I have both bootpacked and snowshoed all the way up to La Folie Douce. The main difference between the two is obviously the snowshoes that are strapped onto your boots. They prevent you from sliding backwards and therefore make going up much simpler. I have definitely found it much easier to go up with snowshoes. It did take me longer to go up with them but that is because it was my first and second climb. I also had to strap the snowshoes onto the back of my backpack when riding down but they were barely noticeable as they are not that heavy or long. On the other hand, when bootpacking, you can even go up without a backpack, which makes the ride down feel more natural if you are used to it from the usual winters. If you have a backpack on you, you can strap the board onto the back of the backpack, meaning that your hands are free and you can use poles to make it easier but I have not done it with poles so I can not tell you if that has been the case for me. But having the snowboard on the back does make it feel a little strange, especially when bootpacking all the way to the top because when you stop on the steeper bits of the climb, it can pull you down and I nearly fell over a few times because of that. Snowshoes helped me prevent that by having a little extra step that you can use to make you not be at as much of an angle when standing on the steeps. These little flaps also make it easier to go up on flats, so do not forget to use them as I have done a few times.
So far I have been really enjoying the tours up. You get a different perspective of the Alps and the domain when walking up. When riding on a normal season, I don’t actually ever stop, look around and see how beautiful the place that I get to call home actually is. However during the much needed breaks that I take while walking up, I get to stop and actually enjoy the surroundings and the nature. It is super silent with the lifts shut off too. I have never actually realised how much ambient noise there is in the alps when the resort is fully functional.
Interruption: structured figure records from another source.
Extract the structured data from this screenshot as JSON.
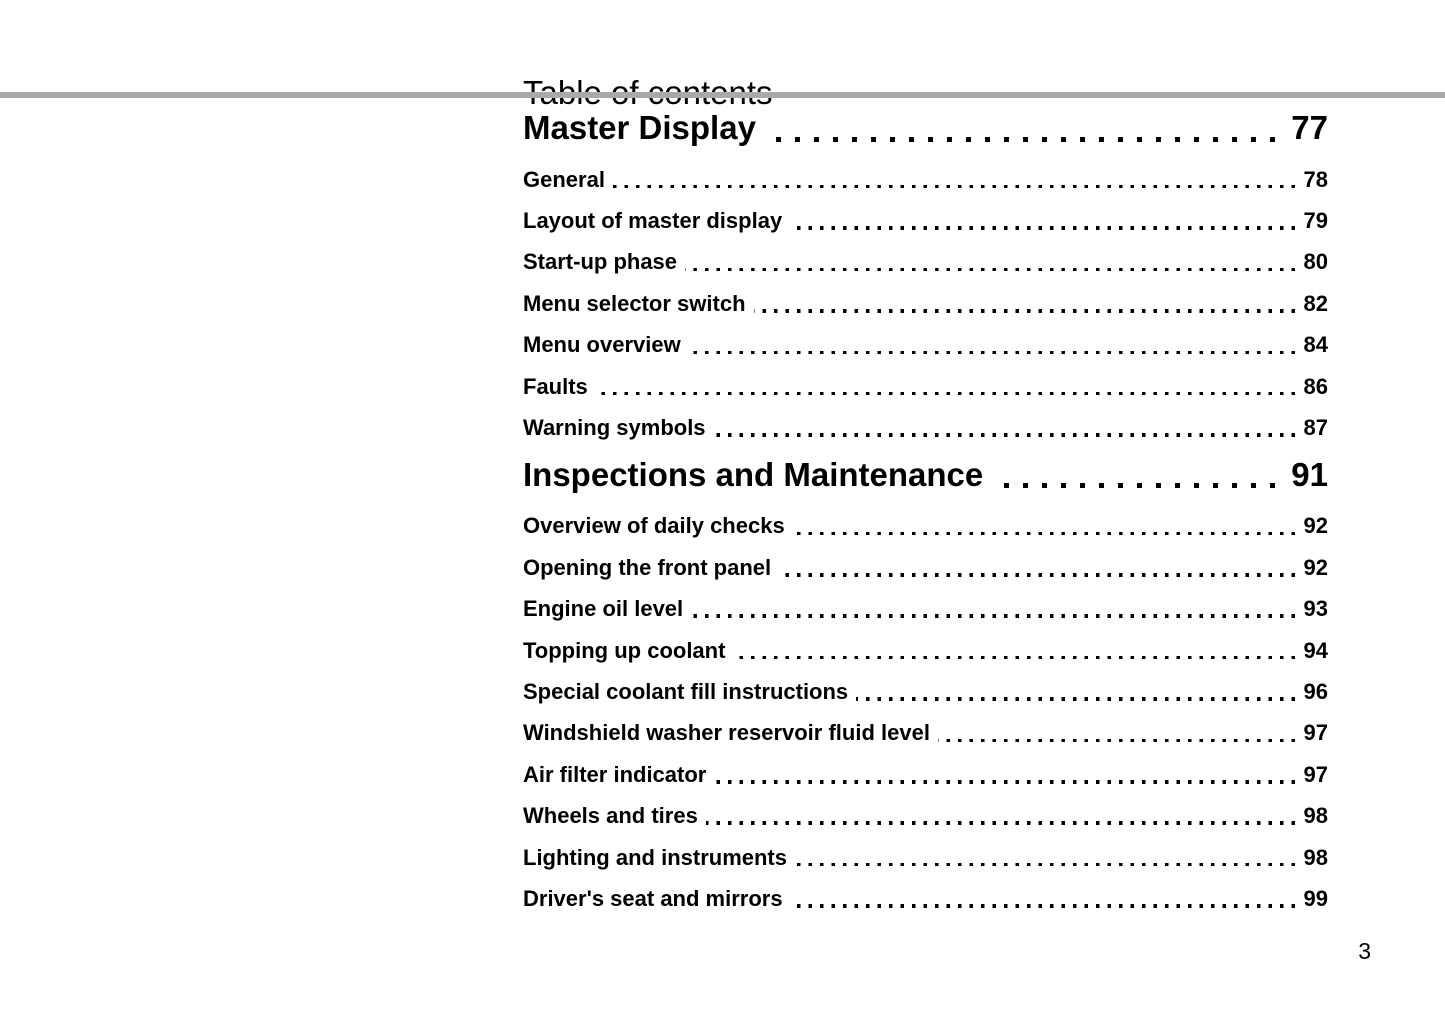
{
  "page": {
    "title": "Table of contents",
    "folio": "3"
  },
  "colors": {
    "background": "#ffffff",
    "text": "#000000",
    "rule": "#a9a9a9"
  },
  "toc": {
    "sections": [
      {
        "title": "Master Display",
        "page": "77",
        "entries": [
          {
            "label": "General",
            "page": "78"
          },
          {
            "label": "Layout of master display",
            "page": "79"
          },
          {
            "label": "Start-up phase",
            "page": "80"
          },
          {
            "label": "Menu selector switch",
            "page": "82"
          },
          {
            "label": "Menu overview",
            "page": "84"
          },
          {
            "label": "Faults",
            "page": "86"
          },
          {
            "label": "Warning symbols",
            "page": "87"
          }
        ]
      },
      {
        "title": "Inspections and Maintenance",
        "page": "91",
        "entries": [
          {
            "label": "Overview of daily checks",
            "page": "92"
          },
          {
            "label": "Opening the front panel",
            "page": "92"
          },
          {
            "label": "Engine oil level",
            "page": "93"
          },
          {
            "label": "Topping up coolant",
            "page": "94"
          },
          {
            "label": "Special coolant fill instructions",
            "page": "96"
          },
          {
            "label": "Windshield washer reservoir fluid level",
            "page": "97"
          },
          {
            "label": "Air filter indicator",
            "page": "97"
          },
          {
            "label": "Wheels and tires",
            "page": "98"
          },
          {
            "label": "Lighting and instruments",
            "page": "98"
          },
          {
            "label": "Driver's seat and mirrors",
            "page": "99"
          }
        ]
      }
    ]
  }
}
At the beginning, I was quite hesitant about going touring as I thought I would be super unfit and would not be able to keep with my friends. However that is not the case. Yes, there are some people fitter than I am, but that does not mean that they will just run off and leave you behind. Also a few of the people I have spoken to actually prefer going up by themselves because it allows them to not concentrate on anything else but beating themselves and trying to make as much progress as possible. So if you take anything from this article, I would definitely recommend doing it no matter how unfit you think you are. You can definitely get up all the way to the top. It may take you a little bit longer than your friend but that’s not what it is about. It is about conquering yourself and then getting the reward of skiing down with your friends, smiling from ear to ear and sharing your best moments when you get to the bottom.
In conclusion, Chairlifts are definitely missed and I am super jealous of people who have been able to have the ability to be at a place where they are operational but at least we have touring and are still able to enjoy skiing and snowboarding in some form. If you are able to, I would definitely recommend giving touring a go. However please, do not travel for skiing until it becomes safe to do so!